Не раздумывая долго, я с места преступления дал полного
«деру». Но куда бежать? Естественно, что бросился я в
сторону спасительного Перекопского яра, чем сразу и
выдал себя. Заметив убегающего по широкой улице
мальчишку, немцы сразу догадались, кто совершил против
них такое наглое злодеяние.
Бежать по талому снегу в калошах на босу ногу было
трудно. Но когда за спиной я услышал пистолетный выстрел
и в сантиметре над головой просвистела пуля, я заметался
по родной Гражданской как кролик, преследуемый коршуном.
Стрелявший по мне офицер после многодневного отступления
был, очевидно, уставшим, а возможно, и выпивший, но ему
ни как не удавалось попасть в убегающую маленькую
мишень. А может, сам Ангел-хранитель в тот роковой для
меня миг спустился с Небес. Ведь фашист выпустил по мне
не меньше пяти пуль. Сколько же их осталось в обойме его
пистолета?
Но я уже успел спрятаться за столб, от которого к
школьному чердаку тянулись электрические провода.
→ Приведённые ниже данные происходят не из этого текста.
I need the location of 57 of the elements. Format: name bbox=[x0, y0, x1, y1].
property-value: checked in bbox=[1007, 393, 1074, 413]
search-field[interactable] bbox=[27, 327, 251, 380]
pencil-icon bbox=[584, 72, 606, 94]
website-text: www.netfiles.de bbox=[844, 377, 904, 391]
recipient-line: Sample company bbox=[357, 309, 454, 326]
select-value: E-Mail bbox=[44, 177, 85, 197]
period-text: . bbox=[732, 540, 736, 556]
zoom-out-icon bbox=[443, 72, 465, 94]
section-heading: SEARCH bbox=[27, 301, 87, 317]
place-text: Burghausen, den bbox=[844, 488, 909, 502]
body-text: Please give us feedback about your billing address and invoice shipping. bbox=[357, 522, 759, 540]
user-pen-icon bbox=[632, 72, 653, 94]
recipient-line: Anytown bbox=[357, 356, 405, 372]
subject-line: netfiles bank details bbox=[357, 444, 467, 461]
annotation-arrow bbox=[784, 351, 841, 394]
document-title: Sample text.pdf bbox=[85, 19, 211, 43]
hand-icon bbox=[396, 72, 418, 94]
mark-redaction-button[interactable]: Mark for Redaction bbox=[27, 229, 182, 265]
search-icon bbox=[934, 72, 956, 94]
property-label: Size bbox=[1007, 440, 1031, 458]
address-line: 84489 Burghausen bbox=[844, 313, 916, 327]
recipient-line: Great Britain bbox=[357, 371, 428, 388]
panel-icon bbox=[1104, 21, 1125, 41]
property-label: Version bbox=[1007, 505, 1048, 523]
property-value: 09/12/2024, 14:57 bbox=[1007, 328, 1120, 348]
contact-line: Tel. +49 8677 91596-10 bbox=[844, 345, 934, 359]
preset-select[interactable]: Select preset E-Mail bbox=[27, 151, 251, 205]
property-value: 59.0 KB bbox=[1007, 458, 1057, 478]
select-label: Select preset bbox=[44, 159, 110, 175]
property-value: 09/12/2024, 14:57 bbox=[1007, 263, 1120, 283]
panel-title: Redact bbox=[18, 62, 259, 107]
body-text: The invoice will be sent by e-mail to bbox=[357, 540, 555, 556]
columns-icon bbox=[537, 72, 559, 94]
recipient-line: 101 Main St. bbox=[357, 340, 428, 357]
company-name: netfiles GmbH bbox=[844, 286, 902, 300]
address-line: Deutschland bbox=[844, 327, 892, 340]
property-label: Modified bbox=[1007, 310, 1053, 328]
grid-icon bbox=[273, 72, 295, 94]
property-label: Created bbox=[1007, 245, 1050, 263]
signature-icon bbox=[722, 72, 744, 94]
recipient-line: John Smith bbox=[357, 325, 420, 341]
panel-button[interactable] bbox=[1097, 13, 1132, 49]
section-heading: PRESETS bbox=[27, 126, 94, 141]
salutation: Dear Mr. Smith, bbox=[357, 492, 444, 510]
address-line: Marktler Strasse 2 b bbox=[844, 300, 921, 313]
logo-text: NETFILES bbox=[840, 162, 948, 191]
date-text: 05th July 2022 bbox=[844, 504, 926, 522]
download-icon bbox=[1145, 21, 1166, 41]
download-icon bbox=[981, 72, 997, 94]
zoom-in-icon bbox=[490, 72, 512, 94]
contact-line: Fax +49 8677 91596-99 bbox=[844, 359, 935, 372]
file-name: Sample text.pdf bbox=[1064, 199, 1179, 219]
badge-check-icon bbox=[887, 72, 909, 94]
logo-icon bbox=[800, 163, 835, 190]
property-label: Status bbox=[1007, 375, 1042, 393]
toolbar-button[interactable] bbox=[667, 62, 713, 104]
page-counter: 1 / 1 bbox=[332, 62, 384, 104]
Прилипнув всем своим кроличьим тельцем к нему, я молил
Бога только об одном: только бы немец не попал в прорез
между двумя рельсами, на которых держалась опора. Чтобы
дерево не гнило, его прикручивали к металлу в полуметре
от земли. А рост-то мой в ту пору был лишь на
сантиметров пять-десять выше.
Тут же последовало подряд три выстрела. Одна из пуль,
чиркнув по дереву, отколола несколько щепок и ушла в
сторону яра. Вторая, попав в рельсу, с визгом
срикошетировала в небо, а вот третья — угодила точно в
«яблочко». Девять граммов свинца в бронзовой оболочке
шмякнули в дерево, но… с обратной, на мое счастье,
стороны столба. Прилипшей к опоре щекой я почувствовал
огненный ее смертельный поцелуй, а ноздрями ощутил
горький дымок прожженной древесины.
Может кончились патроны в обойме, или офицер решил, что
наконец-то попал в шкодливого мальчугана, но стрельба на
какие-то секунды прекратилась. Их хватило на то, чтобы
неведомая сила, (а может — все тот же Ангел-хранитель)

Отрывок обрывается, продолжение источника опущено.